Triona died way, way too soon. That trauma of losing someone before their time, suddenly, unexpectedly, needlessly, is incredibly shocking. I was absolutely horrified by the life-shattering devastation and appalled that no-one had told me what it was like. I raged for days and weeks, months even, at the injustice of it all. How could nobody have thought to teach us about this awful thing, this completely awful life experience that happens to every single one of us? I did pastoral care at school, studied religion for A-Level, I went to mass and nobody, not one person, ever talked about grief and the horror of losing someone you love. I just find that to be unbelievable.

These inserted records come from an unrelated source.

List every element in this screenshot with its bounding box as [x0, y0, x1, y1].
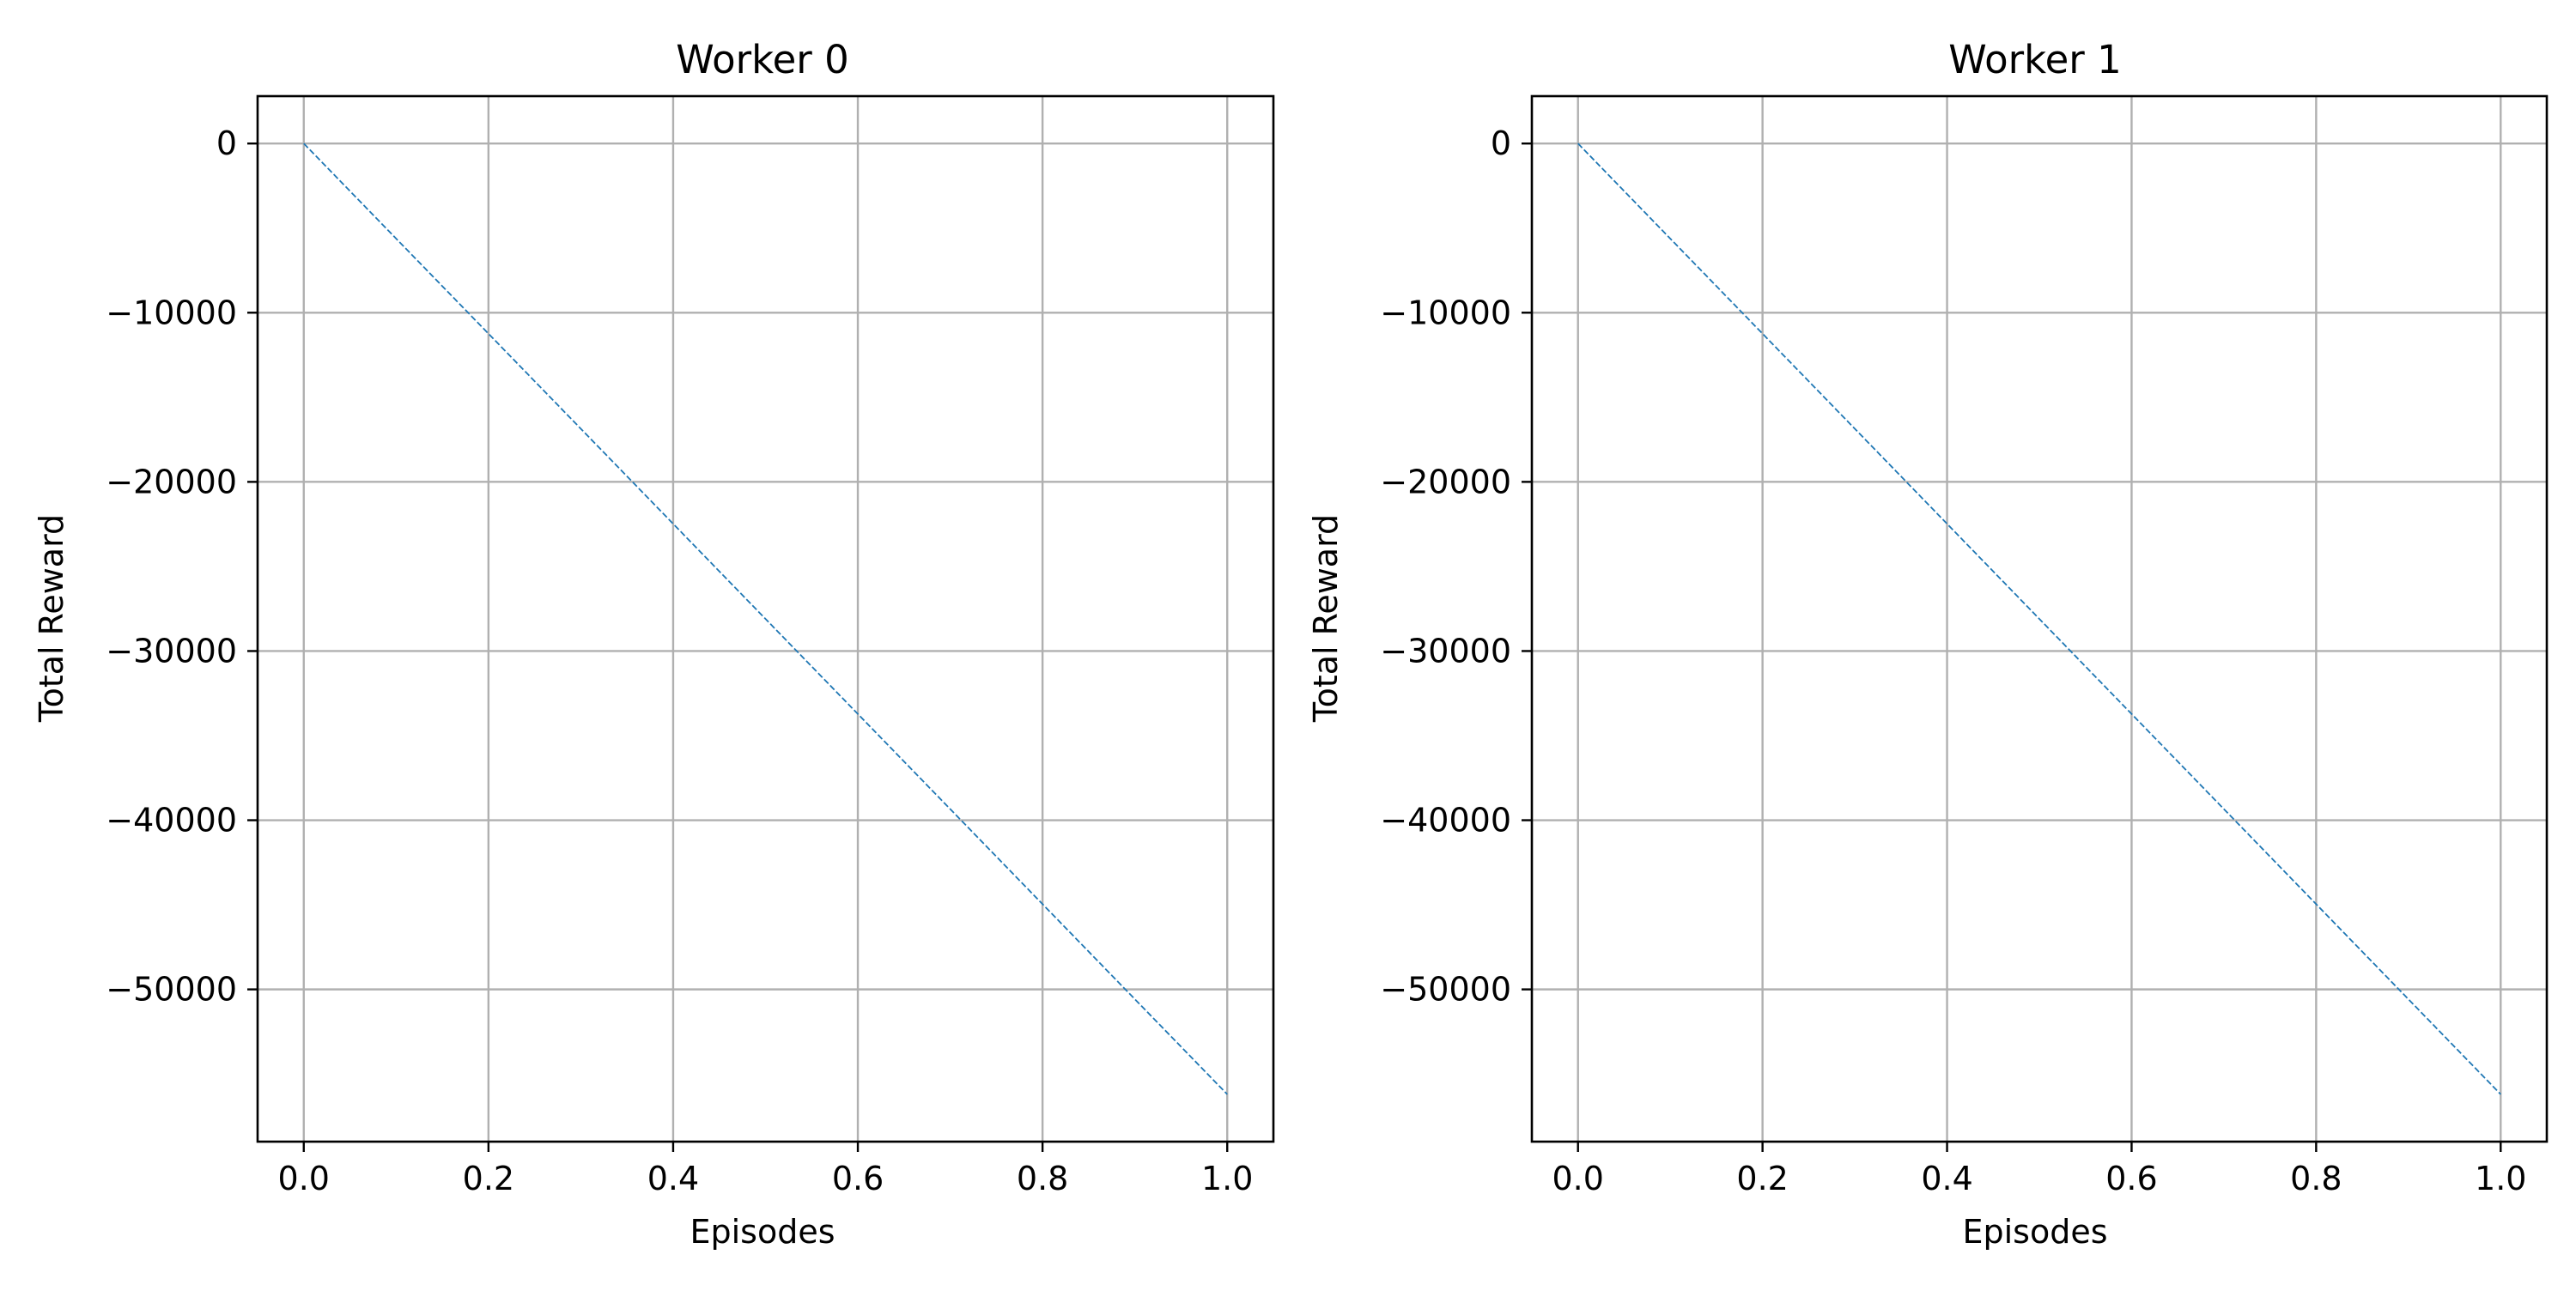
y-tick-label: −20000	[106, 463, 237, 500]
x-tick-label: 0.4	[1921, 1160, 1972, 1197]
y-tick-label: −40000	[106, 802, 237, 839]
x-axis-label: Episodes	[1962, 1213, 2107, 1251]
x-tick-label: 0.8	[1017, 1160, 1068, 1197]
y-tick-label: 0	[216, 124, 237, 162]
x-axis-label: Episodes	[690, 1213, 835, 1251]
subplot-worker-0: Worker 0 Episodes Total Reward 0.0 0.2 0.4…	[33, 37, 1275, 1251]
x-tick-label: 0.6	[832, 1160, 884, 1197]
y-tick-label: −10000	[1380, 294, 1511, 331]
y-tick-label: −20000	[1380, 463, 1511, 500]
y-axis-label: Total Reward	[33, 514, 70, 723]
x-tick-label: 0.2	[463, 1160, 514, 1197]
subplot-worker-1: Worker 1 Episodes Total Reward 0.0 0.2 0.4…	[1307, 37, 2549, 1251]
series-line	[1577, 142, 2501, 1095]
plot-frame	[1530, 94, 2549, 1143]
chart-title: Worker 1	[1948, 37, 2121, 82]
series-line	[303, 142, 1228, 1095]
x-tick-label: 0.6	[2105, 1160, 2157, 1197]
y-tick-label: −10000	[106, 294, 237, 331]
x-tick-label: 0.0	[278, 1160, 330, 1197]
y-tick-label: −50000	[106, 971, 237, 1009]
y-axis-label: Total Reward	[1307, 514, 1345, 723]
y-tick-label: −50000	[1380, 971, 1511, 1009]
x-tick-label: 0.8	[2290, 1160, 2342, 1197]
x-tick-label: 0.0	[1552, 1160, 1604, 1197]
y-tick-label: −30000	[1380, 632, 1511, 670]
x-tick-label: 0.4	[647, 1160, 699, 1197]
x-tick-label: 1.0	[1201, 1160, 1253, 1197]
y-tick-label: −40000	[1380, 802, 1511, 839]
x-tick-label: 1.0	[2475, 1160, 2526, 1197]
y-tick-label: 0	[1491, 124, 1511, 162]
y-tick-label: −30000	[106, 632, 237, 670]
chart-title: Worker 0	[676, 37, 848, 82]
plot-frame	[256, 94, 1275, 1143]
x-tick-label: 0.2	[1736, 1160, 1788, 1197]
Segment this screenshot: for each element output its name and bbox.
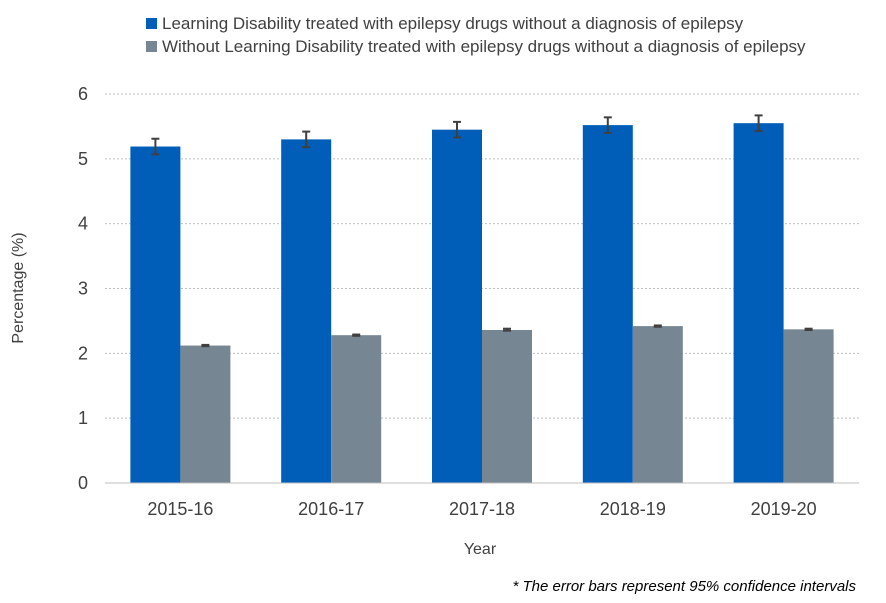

Nobody told me it wasn’t just about being sad and crying. Nobody told me grief was anxiety, fear, nausea, confusion, forgetfulness, panic attacks, loneliness and so much more. Nobody told me grief isn’t a linear process, you don’t get on the grief train and stop at Denial Station before chugging along the line to Anger, Bargaining, Depression and finally arrive at your destination of Acceptance. It’s not that easy and it’s not that straightforward at all. GRIEF IS HARD. In the early days for me, it was more like getting into a washing machine with those “5 stages” along with every other shitty emotion under the sun, going through a spin cycle and being hung out to dry afterwards. Every single day. GRIEF IS EXHAUSTING.
Be Better at Grief
We really need to talk about this more, we need to learn coping strategies before someone dies, not after, and we also need to learn how to effectively support people who are grieving. Trying to tell someone how to help themselves or asking them what they need in those early days of grief is like asking a baby to figure out Pythagoras Theorem. We as a society really need to be better at grief and loss. Our family have been incredibly lucky in that we had some of the most unbelievable supporters and lifter uppers who held us up and kept us from falling apart and they continue to do so. We are incredibly grateful for each of them.
Four years later, while it can still feel like a spin cycle some days, there are also brighter, easier days when the load of washing doesn’t feel so insurmountable and I can function very well. I try to take each hour as it comes and I make it a rule to do only what I feel I can and no more.
Be kind to yourselves in your grief, find someone who is great at listening and talk about it. It’s the only way!